What this governs is retention, not in-session inference. While the visit is live the model still conditions on what it reads, and no substrate un-reads it; the enclave bounds that residue rather than erasing it, on two sides. The session is ephemeral, so at teardown whatever was not curated into the owner’s store is reclaimed with the rest of the agent’s transient state. And any result the agent would emit from what it read is itself a flow across the one governed egress, curated like any other, so a visitor that tries to launder in-context data into its own output is checked at that boundary. What is left is in-session exfiltration through a channel the owner allowed, the irreducible floor for any architecture rather than a gap in this one.

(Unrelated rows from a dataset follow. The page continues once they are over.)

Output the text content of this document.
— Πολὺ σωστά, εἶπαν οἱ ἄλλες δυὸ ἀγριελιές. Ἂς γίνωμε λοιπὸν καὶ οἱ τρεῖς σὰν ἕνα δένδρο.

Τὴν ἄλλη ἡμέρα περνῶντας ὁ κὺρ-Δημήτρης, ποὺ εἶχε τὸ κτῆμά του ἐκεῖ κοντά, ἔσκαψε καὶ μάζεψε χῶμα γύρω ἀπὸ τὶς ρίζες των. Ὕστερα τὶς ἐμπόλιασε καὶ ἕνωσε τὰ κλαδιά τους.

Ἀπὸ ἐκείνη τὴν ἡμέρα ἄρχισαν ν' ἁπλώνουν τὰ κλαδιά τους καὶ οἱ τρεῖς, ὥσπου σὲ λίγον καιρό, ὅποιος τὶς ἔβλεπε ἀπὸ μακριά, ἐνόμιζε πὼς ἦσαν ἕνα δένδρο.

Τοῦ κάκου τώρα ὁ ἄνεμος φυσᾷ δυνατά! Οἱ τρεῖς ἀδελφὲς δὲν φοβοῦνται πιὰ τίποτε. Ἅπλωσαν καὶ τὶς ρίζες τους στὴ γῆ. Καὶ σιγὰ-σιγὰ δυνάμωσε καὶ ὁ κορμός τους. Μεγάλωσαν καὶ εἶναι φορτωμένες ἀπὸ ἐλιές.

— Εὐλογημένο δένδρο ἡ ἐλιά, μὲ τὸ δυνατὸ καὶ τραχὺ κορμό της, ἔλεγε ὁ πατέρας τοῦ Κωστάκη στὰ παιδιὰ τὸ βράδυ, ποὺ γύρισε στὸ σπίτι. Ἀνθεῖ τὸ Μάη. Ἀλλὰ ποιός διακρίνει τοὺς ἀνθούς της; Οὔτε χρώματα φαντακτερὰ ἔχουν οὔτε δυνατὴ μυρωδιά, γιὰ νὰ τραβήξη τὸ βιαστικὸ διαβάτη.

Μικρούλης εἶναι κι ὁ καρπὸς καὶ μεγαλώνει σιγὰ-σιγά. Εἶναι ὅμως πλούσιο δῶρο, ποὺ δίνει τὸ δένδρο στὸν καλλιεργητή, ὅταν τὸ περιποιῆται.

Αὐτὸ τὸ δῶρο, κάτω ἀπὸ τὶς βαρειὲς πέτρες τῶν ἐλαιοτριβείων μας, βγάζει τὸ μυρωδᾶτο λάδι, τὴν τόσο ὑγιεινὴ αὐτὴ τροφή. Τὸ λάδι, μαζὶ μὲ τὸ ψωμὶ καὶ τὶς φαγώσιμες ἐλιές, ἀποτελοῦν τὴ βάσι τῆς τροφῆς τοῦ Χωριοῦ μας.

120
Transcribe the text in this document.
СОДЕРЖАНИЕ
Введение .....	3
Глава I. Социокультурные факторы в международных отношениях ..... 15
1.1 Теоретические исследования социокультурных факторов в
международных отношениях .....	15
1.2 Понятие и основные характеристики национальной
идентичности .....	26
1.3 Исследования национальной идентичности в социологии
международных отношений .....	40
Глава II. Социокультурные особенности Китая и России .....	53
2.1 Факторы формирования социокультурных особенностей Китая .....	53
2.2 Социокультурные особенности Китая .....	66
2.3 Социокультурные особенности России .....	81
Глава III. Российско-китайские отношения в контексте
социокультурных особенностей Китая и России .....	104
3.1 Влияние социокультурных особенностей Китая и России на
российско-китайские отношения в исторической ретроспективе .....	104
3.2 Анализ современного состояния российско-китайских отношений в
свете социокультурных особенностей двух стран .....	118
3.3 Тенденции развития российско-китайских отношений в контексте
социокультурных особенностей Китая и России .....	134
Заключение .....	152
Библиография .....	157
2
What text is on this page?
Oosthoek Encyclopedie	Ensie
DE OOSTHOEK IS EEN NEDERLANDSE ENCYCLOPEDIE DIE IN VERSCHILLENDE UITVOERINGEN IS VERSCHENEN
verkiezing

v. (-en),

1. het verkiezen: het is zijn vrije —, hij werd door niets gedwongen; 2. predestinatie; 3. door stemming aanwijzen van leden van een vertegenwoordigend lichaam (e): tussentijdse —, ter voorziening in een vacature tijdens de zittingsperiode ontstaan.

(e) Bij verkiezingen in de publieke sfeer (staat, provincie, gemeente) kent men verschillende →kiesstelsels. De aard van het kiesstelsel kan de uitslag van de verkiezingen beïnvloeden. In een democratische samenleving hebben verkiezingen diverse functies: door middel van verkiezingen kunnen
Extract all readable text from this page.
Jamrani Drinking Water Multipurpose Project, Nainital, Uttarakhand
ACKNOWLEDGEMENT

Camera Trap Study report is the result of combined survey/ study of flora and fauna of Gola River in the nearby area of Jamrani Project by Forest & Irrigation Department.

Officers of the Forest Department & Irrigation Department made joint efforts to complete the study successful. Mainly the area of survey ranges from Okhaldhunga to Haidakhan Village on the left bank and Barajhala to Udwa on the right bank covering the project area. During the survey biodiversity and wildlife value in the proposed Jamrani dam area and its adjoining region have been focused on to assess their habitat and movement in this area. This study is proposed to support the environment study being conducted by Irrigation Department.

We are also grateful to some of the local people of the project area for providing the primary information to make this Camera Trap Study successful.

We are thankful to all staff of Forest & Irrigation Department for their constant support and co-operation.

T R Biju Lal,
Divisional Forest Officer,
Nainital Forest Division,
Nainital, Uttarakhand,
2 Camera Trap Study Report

What the field treats as five separate problems, solved by five separate mechanisms wrapped around five separate boxes, the enclave treats as five facets of one decision about where memory lives. The literature isolates the box; WunderOS owns the memory. That is the whole of the difference, and it is the difference that lets a data owner host a visiting agent and still govern the one thing a contract never could: what the visitor is allowed to remember.
5. Related work
The two literatures this note joins are surveyed in section 2; here they are placed against the claim. On the agent-governance axis, cryptographic memory provenance (MemLineage, Ouyang and Hou, 2026), the declarative policy engine with attestation (Trusted AI Agents in the Cloud, Bodea et al., 2025; Defeating Prompt Injections by Design, Debenedetti et al., 2025), information-flow control (Securing AI Agents with Information-Flow Control, Costa et al., 2025; An AI Agent Execution Environment to Safeguard User Data, Stanley et al., 2026), the transactional tool-runtime (Enforcing Benign Trajectories, Dang, 2026; Cordon, Chen et al., 2026), and enclave execution with verifiable traces (VET Your Agent, Grigor et al., 2025) each govern a single agent under a single owner. On the cross-organization axis, the dual-layer confidential VM (Two-Way Confidential VMs, Thijsman et al., 2026), consortium governance over trusted hardware (Confidential Consortium Framework, Howard et al., 2023), the data-escrow gatekeeper (Data Station, Xia et al., 2023), TEE-backed federated analytics (PACC-Health, Zhang et al., 2025), and the formally verified data-use monitor (Picachv, Chen et al., 2025) each isolate an opaque box of computation across distrustful owners. The contribution claimed here is not a sixth mechanism on either axis. It is the observation that the agentic data enclave is the unoccupied intersection of the two, and that the intersection is reachable only by moving memory out of the agent and into the operating system, the commitment the WunderOS substrate of PLRN-000 through PLRN-015 was already built on, here read off as the enclave the field has not yet named.
A note on method
Written in conversation with Claude Opus 4.8 (Anthropic) as structured interlocutor and prose editor. The research backstop was assembled with Paper Lantern. The ideas, claims, framing, copy edit, and architectural commitments are mine.